Non Holonomic Collision Avoidance of Dynamic Obstacles under Non-Parametric Uncertainty: A Hilbert Space Approach

arXiv:2112.13034v2
Originality Incremental advance
AI Analysis

This addresses collision avoidance for robots in uncertain real-world environments where Gaussian noise assumptions fail, representing a novel approach but incremental in combining existing techniques like MPC with distribution matching.

The paper tackles the problem of a robot with non-holonomic kinematics avoiding dynamic obstacles under non-parametric noise in state, velocity, and control, proposing a robust MPC with a Hilbert space-based distribution matching cost to align collision cone distributions for collision-free trajectories, showing performance gains in trajectory length and control costs compared to Gaussian approximation methods.

We consider the problem of an agent/robot with non-holonomic kinematics avoiding many dynamic obstacles.
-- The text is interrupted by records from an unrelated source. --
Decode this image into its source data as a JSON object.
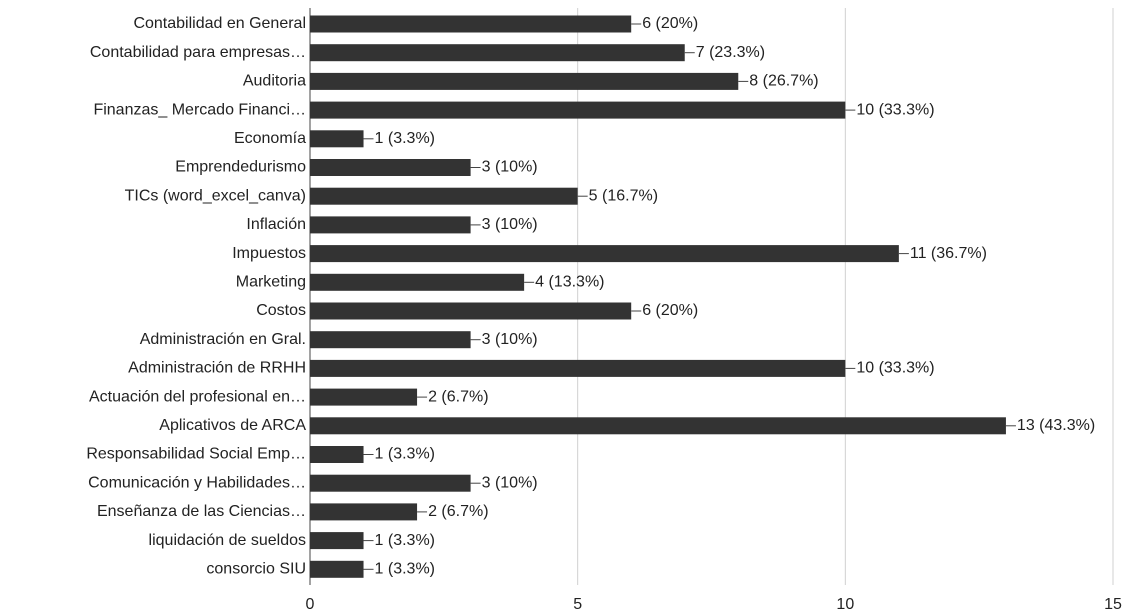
{
  "chart_data": {
    "type": "bar",
    "orientation": "horizontal",
    "categories": [
      "Contabilidad en General",
      "Contabilidad para empresas…",
      "Auditoria",
      "Finanzas_ Mercado Financi…",
      "Economía",
      "Emprendedurismo",
      "TICs (word_excel_canva)",
      "Inflación",
      "Impuestos",
      "Marketing",
      "Costos",
      "Administración en Gral.",
      "Administración de RRHH",
      "Actuación del profesional en…",
      "Aplicativos de ARCA",
      "Responsabilidad Social Emp…",
      "Comunicación y Habilidades…",
      "Enseñanza de las Ciencias…",
      "liquidación de sueldos",
      "consorcio SIU"
    ],
    "values": [
      6,
      7,
      8,
      10,
      1,
      3,
      5,
      3,
      11,
      4,
      6,
      3,
      10,
      2,
      13,
      1,
      3,
      2,
      1,
      1
    ],
    "value_labels": [
      "6 (20%)",
      "7 (23.3%)",
      "8 (26.7%)",
      "10 (33.3%)",
      "1 (3.3%)",
      "3 (10%)",
      "5 (16.7%)",
      "3 (10%)",
      "11 (36.7%)",
      "4 (13.3%)",
      "6 (20%)",
      "3 (10%)",
      "10 (33.3%)",
      "2 (6.7%)",
      "13 (43.3%)",
      "1 (3.3%)",
      "3 (10%)",
      "2 (6.7%)",
      "1 (3.3%)",
      "1 (3.3%)"
    ],
    "color": "#333333",
    "xlim": [
      0,
      15
    ],
    "xticks": [
      0,
      5,
      10,
      15
    ],
    "grid": true
  }
}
State and velocity noise of both the robot and obstacles as well as the robot's control noise are modelled as non-parametric distributions as often the Gaussian assumptions of noise models are violated in real-world scenarios. Under these assumptions, we formulate a robust MPC that samples robotic controls effectively in a manner that aligns the robot to the goal state while avoiding obstacles under the duress of such non-parametric noise. In particular, the MPC incorporates a distribution matching cost that effectively aligns the distribution of the current collision cone to a certain desired distribution whose samples are collision-free. This cost is posed as a distance function in the Hilbert Space, whose minimization typically results in the collision cone samples becoming collision-free. We compare and show tangible performance gain with methods that model the collision cone distribution by linearizing the Gaussian approximations of the original non-parametric state and obstacle distributions. We also show superior performance with methods that pose a chance constraint formulation of the Gaussian approximations of non-parametric noise without subjecting such approximations to further linearizations. The performance gain is shown both in terms of trajectory length and control costs that vindicates the efficacy of the proposed method. To the best of our knowledge, this is the first presentation of non-holonomic collision avoidance of moving obstacles in the presence of non-parametric state, velocity and actuator noise models.